The farm bill is over, so what happens next?
In a stuffy room on Capitol Hill last week, I joined a couple dozen activists and farmers to discuss the farm bill. Why would we bother to meet in hot-as-an-oven Washington D.C. to discuss the legislative mess that recently sputtered to an all too drawn-out end?
While the ink is barely dry on the new farm legislation, the campaign for the 2012 Farm and Food Bill has already begun. The group of grassroots advocates met in D.C. last week to wipe the sweat from their brows, roll up their sleeves, and begin to strategize a coordinated effort to ensure $14 billion of funding won in the new farm bill translates into real support for sustainable farmers, environmental stewardship, rural economic development, urban food projects, and other good food efforts.
The $14 billion worth of programs can grow and nourish sustainable food and agriculture efforts around the country and in doing so, build the power of the 2012 Farm and Food Bill movement along the way. One of the keys is getting the word out about these new programs so that farmers and organizations can benefit from them.
Critics have likened the farm bill wins to “crumbs” because they represent a small part of the overall farm bill loaf. The relative merits of incremental change can be debated in another post, but for people serious about changing the food system, the programs in the new farm law that support everything from beginning farmers to organic production to conservation on working land represent real reforms that can benefit real people doing some really good things on the land and in their communities.
Maria Luz and her husband Florentino Collazo are an example of the kind of farmer success story that we could see blossom throughout the country if farmers and organizations take advantage some of the new farm bill wins.
Maria and Florentino currently grow organic produce, including melons and orchard crops, on their farm in Monterey County, California. Before becoming full-time farmers, Maria worked for fifteen years at an asparagus-packing facility, while Florentino harvested and packed lettuce in the fields of the Salinas Valley.
When Maria and Florentino decided to take steps toward realizing their dream of someday owning their own farm, they went to the Agriculture and Land-Based Training Association (ALBA), a community-based organization in Salinas. ALBA’s research shows that a farmworker in the Salinas Valley typically earns less than $20,000 a year.
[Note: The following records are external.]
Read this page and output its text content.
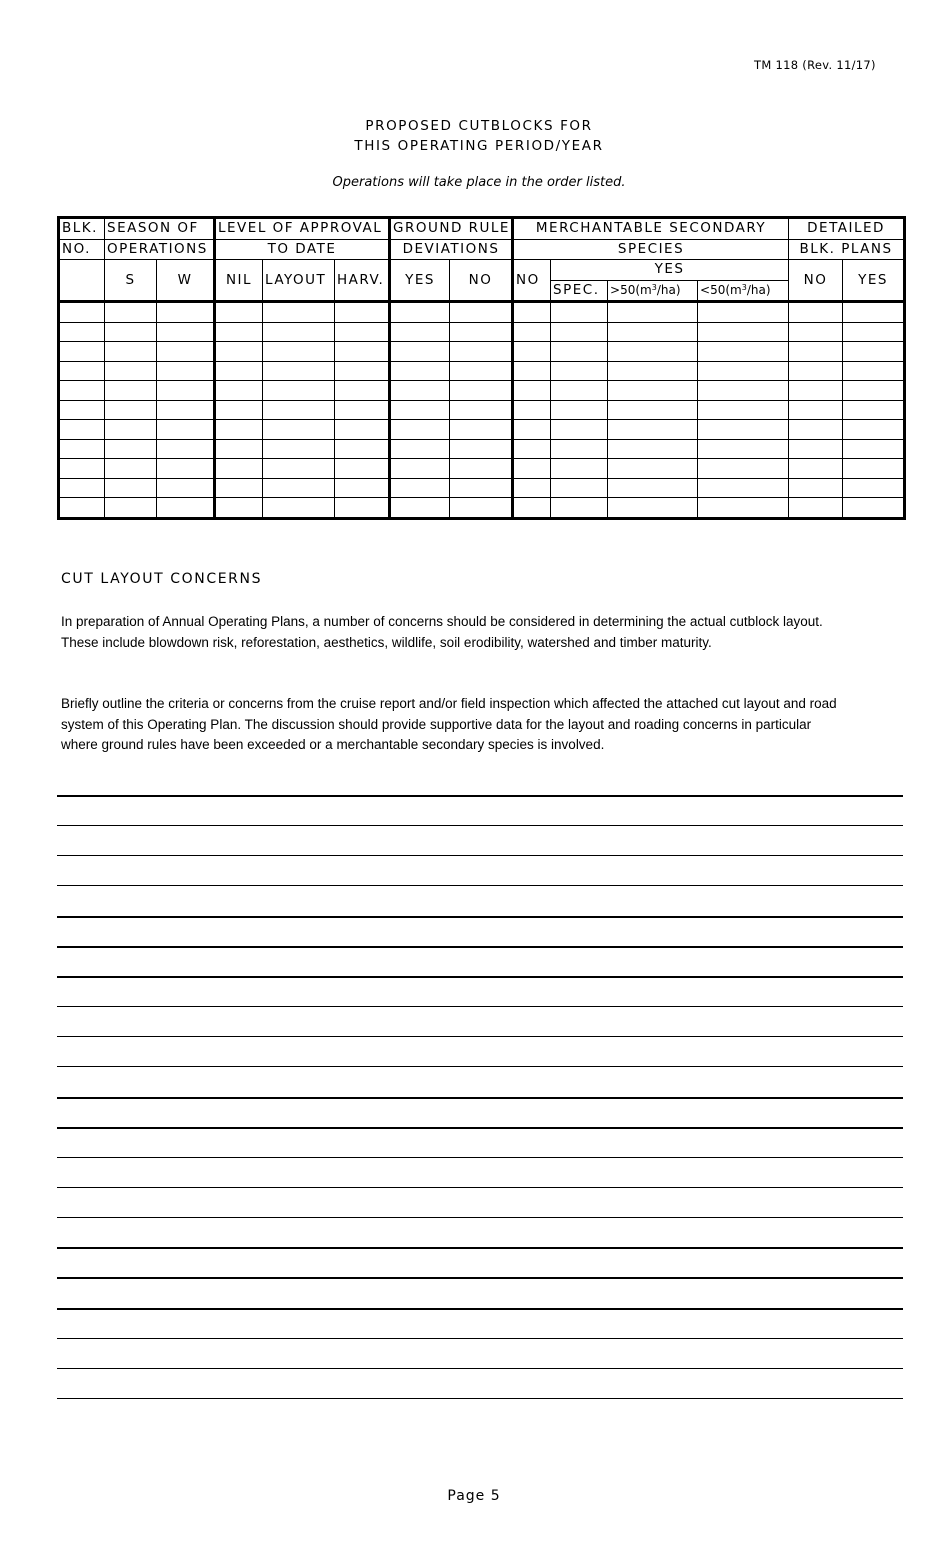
TM 118 (Rev. 11/17)
PROPOSED CUTBLOCKS FOR
THIS OPERATING PERIOD/YEAR
Operations will take place in the order listed.
BLK.	SEASON OF		LEVEL OF APPROVAL			GROUND RULE		MERCHANTABLE SECONDARY				DETAILED	
NO.	OPERATIONS		TO DATE			DEVIATIONS		SPECIES				BLK. PLANS	
	S	W	NIL	LAYOUT	HARV.	YES	NO	NO	YES			NO	YES
									SPEC.	$>50(m^3/ha)$	$<50(m^3/ha)$		

CUT LAYOUT CONCERNS
In preparation of Annual Operating Plans, a number of concerns should be considered in determining the actual cutblock layout. These include blowdown risk, reforestation, aesthetics, wildlife, soil erodibility, watershed and timber maturity.
Briefly outline the criteria or concerns from the cruise report and/or field inspection which affected the attached cut layout and road system of this Operating Plan. The discussion should provide supportive data for the layout and roading concerns in particular where ground rules have been exceeded or a merchantable secondary species is involved.
Page 5
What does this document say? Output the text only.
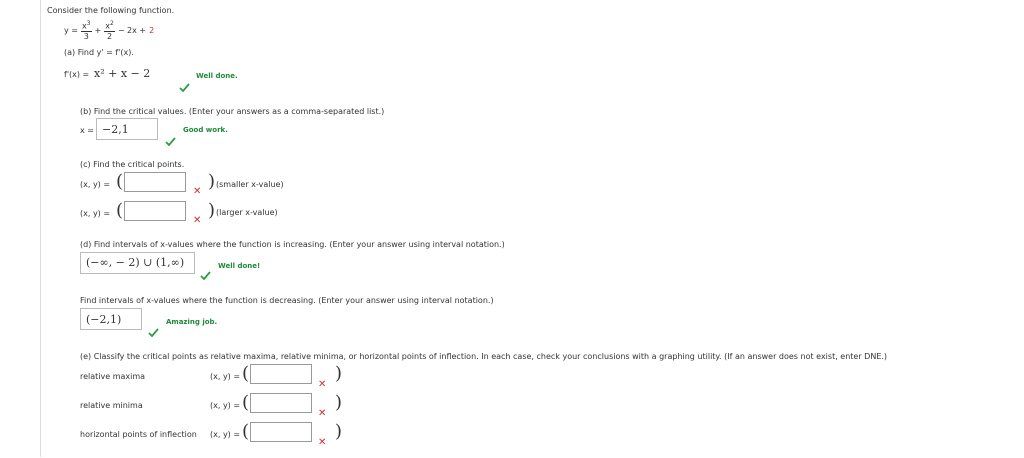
Consider the following function.
$y = \frac{x^3}{3} + \frac{x^2}{2} - 2x + 2$
(a) Find y' = f'(x).
f'(x) = x² + x − 2	Well done.
(b) Find the critical values. (Enter your answers as a comma-separated list.)
x = −2,1	Good work.
(c) Find the critical points.
(x, y) = (	✕ ) (smaller x-value)
(x, y) = (	✕ ) (larger x-value)
(d) Find intervals of x-values where the function is increasing. (Enter your answer using interval notation.)
(−∞, − 2) ∪ (1,∞)	Well done!
Find intervals of x-values where the function is decreasing. (Enter your answer using interval notation.)
(−2,1)	Amazing job.
(e) Classify the critical points as relative maxima, relative minima, or horizontal points of inflection. In each case, check your conclusions with a graphing utility. (If an answer does not exist, enter DNE.)
relative maxima	(x, y) = (
✕
)
relative minima	(x, y) = (
✕
)
horizontal points of inflection (x, y) = (
✕
)
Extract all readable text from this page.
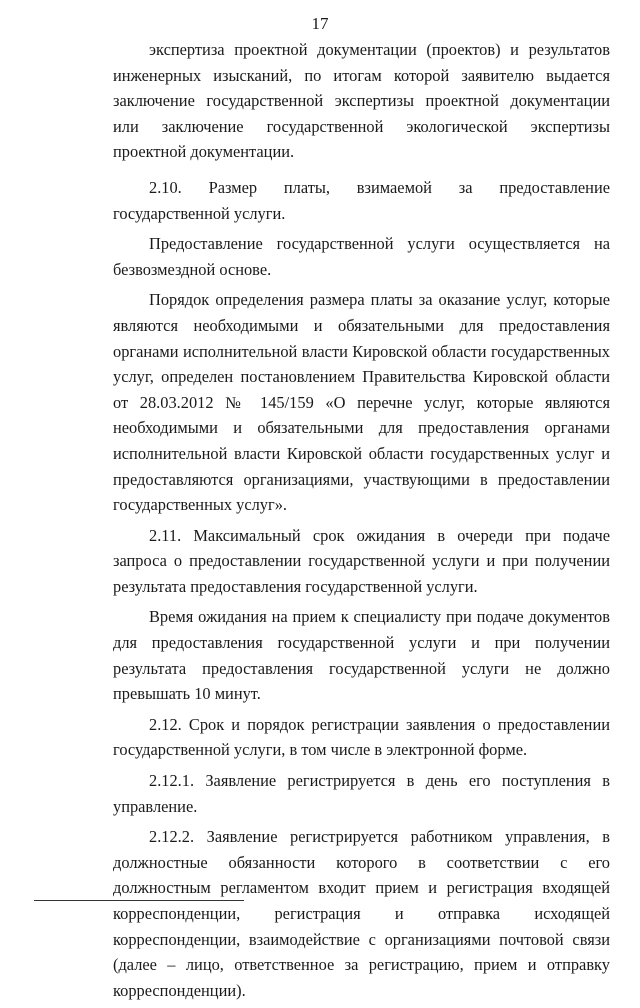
17

экспертиза проектной документации (проектов) и результатов инженерных изысканий, по итогам которой заявителю выдается заключение государственной экспертизы проектной документации или заключение государственной экологической экспертизы проектной документации.

2.10. Размер платы, взимаемой за предоставление государственной услуги.

Предоставление государственной услуги осуществляется на безвозмездной основе.

Порядок определения размера платы за оказание услуг, которые являются необходимыми и обязательными для предоставления органами исполнительной власти Кировской области государственных услуг, определен постановлением Правительства Кировской области от 28.03.2012 № 145/159 «О перечне услуг, которые являются необходимыми и обязательными для предоставления органами исполнительной власти Кировской области государственных услуг и предоставляются организациями, участвующими в предоставлении государственных услуг».

2.11. Максимальный срок ожидания в очереди при подаче запроса о предоставлении государственной услуги и при получении результата предоставления государственной услуги.

Время ожидания на прием к специалисту при подаче документов для предоставления государственной услуги и при получении результата предоставления государственной услуги не должно превышать 10 минут.

2.12. Срок и порядок регистрации заявления о предоставлении государственной услуги, в том числе в электронной форме.

2.12.1. Заявление регистрируется в день его поступления в управление.

2.12.2. Заявление регистрируется работником управления, в должностные обязанности которого в соответствии с его должностным регламентом входит прием и регистрация входящей корреспонденции, регистрация и отправка исходящей корреспонденции, взаимодействие с организациями почтовой связи (далее – лицо, ответственное за регистрацию, прием и отправку корреспонденции).
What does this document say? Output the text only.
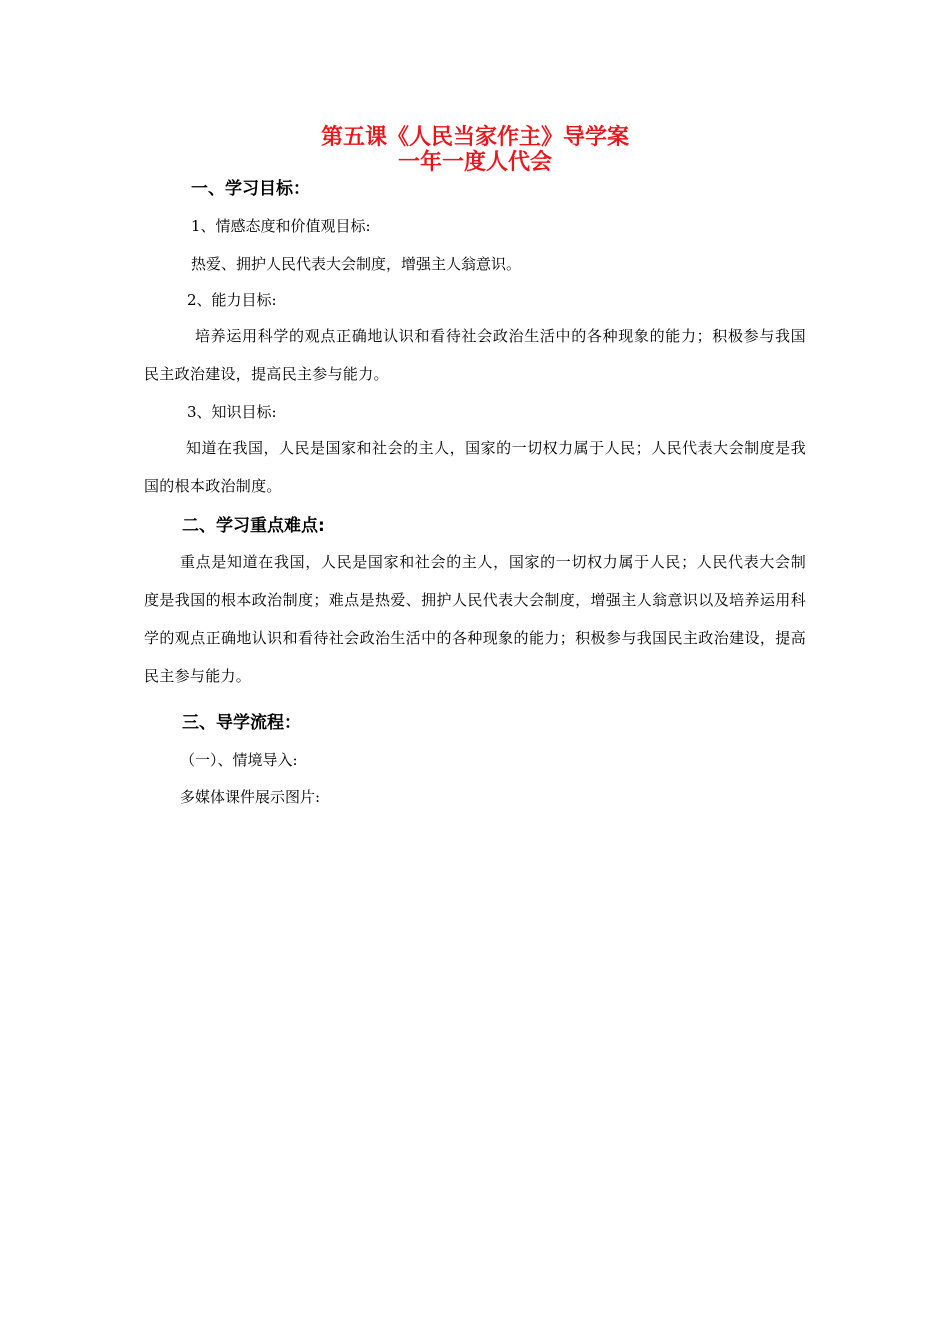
第五课《人民当家作主》导学案
一年一度人代会
一、学习目标：

1、情感态度和价值观目标:

热爱、拥护人民代表大会制度，增强主人翁意识。

2、能力目标:

培养运用科学的观点正确地认识和看待社会政治生活中的各种现象的能力；积极参与我国民主政治建设，提高民主参与能力。

3、知识目标:

知道在我国，人民是国家和社会的主人，国家的一切权力属于人民；人民代表大会制度是我国的根本政治制度。

二、学习重点难点:

重点是知道在我国，人民是国家和社会的主人，国家的一切权力属于人民；人民代表大会制度是我国的根本政治制度；难点是热爱、拥护人民代表大会制度，增强主人翁意识以及培养运用科学的观点正确地认识和看待社会政治生活中的各种现象的能力；积极参与我国民主政治建设，提高民主参与能力。

三、导学流程：

（一）、情境导入:

多媒体课件展示图片:
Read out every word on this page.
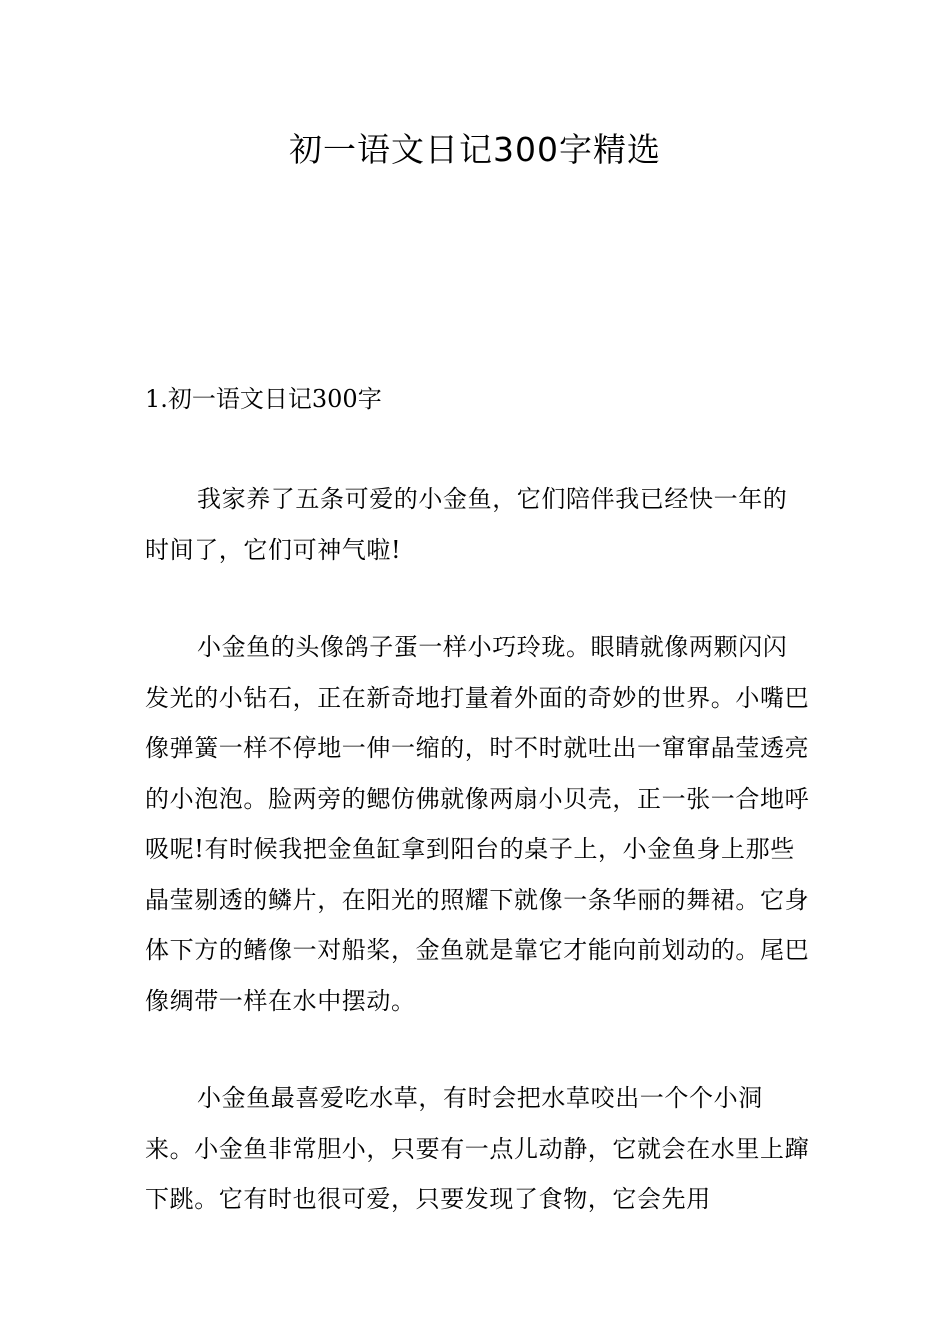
初一语文日记300字精选
1.初一语文日记300字

我家养了五条可爱的小金鱼，它们陪伴我已经快一年的时间了，它们可神气啦!

小金鱼的头像鸽子蛋一样小巧玲珑。眼睛就像两颗闪闪发光的小钻石，正在新奇地打量着外面的奇妙的世界。小嘴巴像弹簧一样不停地一伸一缩的，时不时就吐出一窜窜晶莹透亮的小泡泡。脸两旁的鳃仿佛就像两扇小贝壳，正一张一合地呼吸呢!有时候我把金鱼缸拿到阳台的桌子上，小金鱼身上那些晶莹剔透的鳞片，在阳光的照耀下就像一条华丽的舞裙。它身体下方的鳍像一对船桨，金鱼就是靠它才能向前划动的。尾巴像绸带一样在水中摆动。

小金鱼最喜爱吃水草，有时会把水草咬出一个个小洞来。小金鱼非常胆小，只要有一点儿动静，它就会在水里上蹿下跳。它有时也很可爱，只要发现了食物，它会先用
The opportunity for Maria and Florentino to earn a gross income of more than $10,000 per planted acre was significant, but like most new farmers, they needed access to technical skills and financial assistance.
Through ALBA’s farm incubator program, Maria and Florentino learned organic farming methods and honed their marketing skills. After several years of farming three acres rented from ALBA and putting away some savings, Maria and Florentino were able to purchase their own farm. The financing was made possible through an Individual Development Account organized by California FarmLink and a beginning farmer purchase loan through the Department of Agriculture’s Farm Service Agency. Along with their savings, these programs allowed Maria and Florentino to buy 10 acres and start their own farm.
Today, Maria grows and sells hot-season crops from her 10 acres as well as cool-season crops from three acres she continues to rent from ALBA. She and Florentino market their produce through ALBA Organics and at the farmers’ markets and farm stand at the Carmel Mission every Sunday morning.
Over the next five years, beginning farmers throughout the country will have the opportunity to benefit from the kinds of technical and financial assistance offered to Maria and Florentino. This is because there is more funding for beginning farmer and rancher programs in the new farm law than ever before, including a Beginning Farmer and Rancher Development Program, Individual Development Account Pilot Program, down payment loan program, and others. Not only may more farmers get a start on the land because of these wins, they can also make a connection to the grassroots movement fighting for long-term policy change. Ultimately, this is the best way to ensure that legislative support for good policy alternatives will continue to grow.
There are all sorts of ways that we as advocates for a healthier food system can be engaged in making the change we want to see, but some things can’t be left to the market. These include making sure that private agricultural land is managed sustainably, and guaranteeing there is adequate public funding for classical plant and animal breeding at land-grant universities, and bringing farmers markets to vulnerable rural towns and urban centers. These, in addition to the beginning farmer programs mentioned above are just a few examples of the kinds of good programs that survived the farm bill fight.
So what happens now that the farm bill is over? We take the “crumbs” that we won, invest in our land, farmers, and communities, and build an even stronger grassroots movement for 2012.